Chemoprevention of Melanoma: Theoretical and Practical Considerations

Authors: Marie-France Demierre, MD, FRCPC, Vernon K. Sondak, MD
Abstract
Background: Chemoprevention refers to the use of agents to reverse, suppress, or prevent carcinogenic progression of cancer. The use of chemoprevention is an unexplored strategy in melanoma prevention.
Methods: A retrospective review of the literature was undertaken regarding the important elements in evaluating chemoprevention as a strategy in melanoma.
Results: Several considerations need to be addressed before a chemoprevention agent can be moved to a large randomized trial. Statins have both experimental and epidemiologic evidence to support their further development as candidate chemopreventive agents, but the evidence is insufficient to justify large-scale phase III studies. A strong scientific rationale, a systematic approach to chemoprevention agent development with rigorous chemoprevention designs, and careful selection of surrogate endpoint biomarkers are critical issues in developing a chemoprevention strategy.
Conclusions: Addressing these relevant considerations will allow for the development of chemoprevention in melanoma.
Introduction
Chemoprevention of melanoma has been suggested as an unexplored strategy in melanoma.[1] Chemoprevention refers to the use of agents to treat cancer by reversing, suppressing, or preventing its carcinogenic progression.[2] The prerequisites for this approach in melanoma have been reviewed,[1,3] and statins, the lipid-lowering drugs, have been suggested as promising chemoprevention agents.[4]

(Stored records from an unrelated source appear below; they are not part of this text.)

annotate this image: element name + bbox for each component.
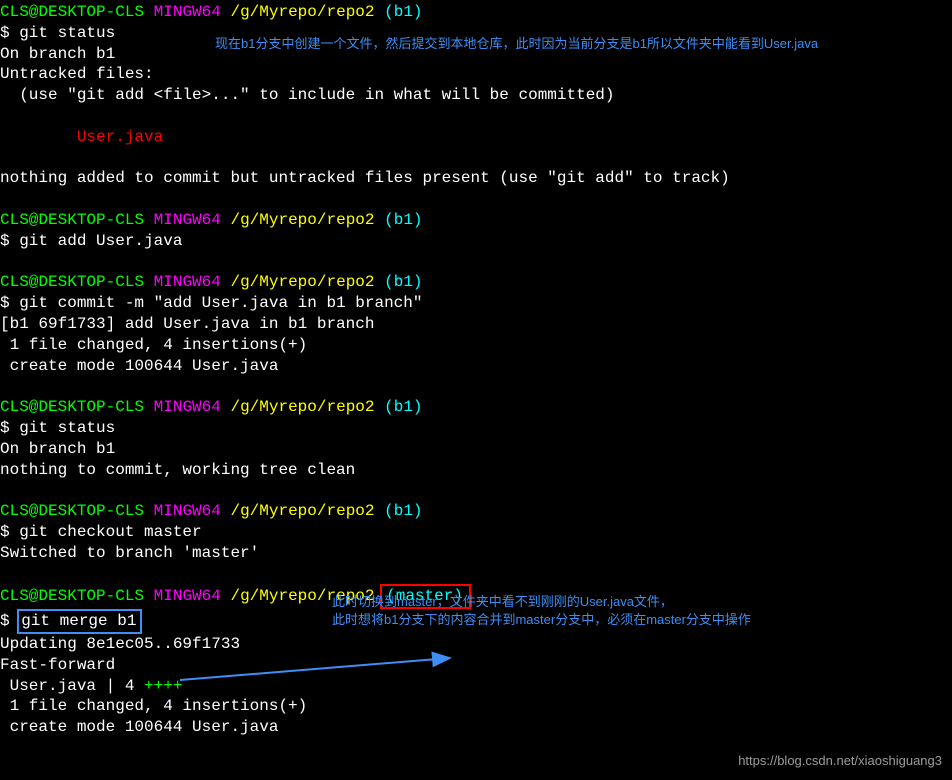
prompt-line: CLS@DESKTOP-CLS MINGW64 /g/Myrepo/repo2 …	[0, 397, 952, 418]
diff-plus: ++++	[144, 677, 182, 695]
watermark: https://blog.csdn.net/xiaoshiguang3	[738, 753, 942, 770]
prompt-line: CLS@DESKTOP-CLS MINGW64 /g/Myrepo/repo2 …	[0, 272, 952, 293]
command-line[interactable]: $ git checkout master	[0, 522, 952, 543]
annotation-2: 此时切换到master，文件夹中看不到刚刚的User.java文件， 此时想将b…	[332, 593, 751, 629]
prompt-path: /g/Myrepo/repo2	[230, 3, 374, 21]
untracked-file: User.java	[0, 127, 952, 148]
highlight-merge-cmd: git merge b1	[17, 609, 142, 634]
cmd-git-add: git add User.java	[19, 232, 182, 250]
output-line: On branch b1	[0, 439, 952, 460]
output-line: nothing added to commit but untracked fi…	[0, 168, 952, 189]
annotation-1: 现在b1分支中创建一个文件，然后提交到本地仓库，此时因为当前分支是b1所以文件夹…	[215, 36, 818, 53]
cmd-git-status-2: git status	[19, 419, 115, 437]
cmd-git-merge: git merge b1	[21, 612, 136, 630]
output-line: [b1 69f1733] add User.java in b1 branch	[0, 314, 952, 335]
cmd-git-status: git status	[19, 24, 115, 42]
output-line: Switched to branch 'master'	[0, 543, 952, 564]
cmd-git-commit: git commit -m "add User.java in b1 branc…	[19, 294, 422, 312]
output-line: create mode 100644 User.java	[0, 717, 952, 738]
output-line: nothing to commit, working tree clean	[0, 460, 952, 481]
output-line: Updating 8e1ec05..69f1733	[0, 634, 952, 655]
prompt-line: CLS@DESKTOP-CLS MINGW64 /g/Myrepo/repo2 …	[0, 210, 952, 231]
command-line[interactable]: $ git commit -m "add User.java in b1 bra…	[0, 293, 952, 314]
output-line: User.java | 4 ++++	[0, 676, 952, 697]
blank-line	[0, 564, 952, 585]
blank-line	[0, 106, 952, 127]
prompt-user: CLS@DESKTOP-CLS	[0, 3, 144, 21]
command-line[interactable]: $ git add User.java	[0, 231, 952, 252]
output-line: Untracked files:	[0, 64, 952, 85]
prompt-branch: (b1)	[384, 3, 422, 21]
output-line: 1 file changed, 4 insertions(+)	[0, 696, 952, 717]
output-line: Fast-forward	[0, 655, 952, 676]
output-line: (use "git add <file>..." to include in w…	[0, 85, 952, 106]
output-line: 1 file changed, 4 insertions(+)	[0, 335, 952, 356]
blank-line	[0, 480, 952, 501]
blank-line	[0, 189, 952, 210]
command-line[interactable]: $ git status	[0, 418, 952, 439]
blank-line	[0, 252, 952, 273]
blank-line	[0, 148, 952, 169]
cmd-git-checkout: git checkout master	[19, 523, 201, 541]
prompt-line: CLS@DESKTOP-CLS MINGW64 /g/Myrepo/repo2 …	[0, 2, 952, 23]
prompt-mingw: MINGW64	[154, 3, 221, 21]
output-line: create mode 100644 User.java	[0, 356, 952, 377]
prompt-line: CLS@DESKTOP-CLS MINGW64 /g/Myrepo/repo2 …	[0, 501, 952, 522]
blank-line	[0, 376, 952, 397]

The completion of large clinical cancer chemoprevention trials has raised awareness of the importance and potential of this approach to cancer control.[5] However, to date, results have been mixed. In breast cancer, tamoxifen has been a successful chemoprevention agent, fulfilling the three levels of chemoprevention, although the risks of endometrial cancer have tempered the enthusiasm and opened the door for newer agents. In other settings, large randomized trials based on epidemiologic observations have yielded disappointing results in cervical cancer[6] and colorectal cancers,[7] as well as adverse results from beta carotene supplementation in smokers.[8] The considerations that have resulted from these negative trials are relevant to all cancer chemoprevention strategies.[9] Attention to these issues is needed before chemoprevention of melanoma can become a reality. In particular, a strong scientific rationale, a systematic approach to chemoprevention agent development[9] with rigorous chemoprevention designs,[10] and careful selection of surrogate endpoint biomarkers are critical.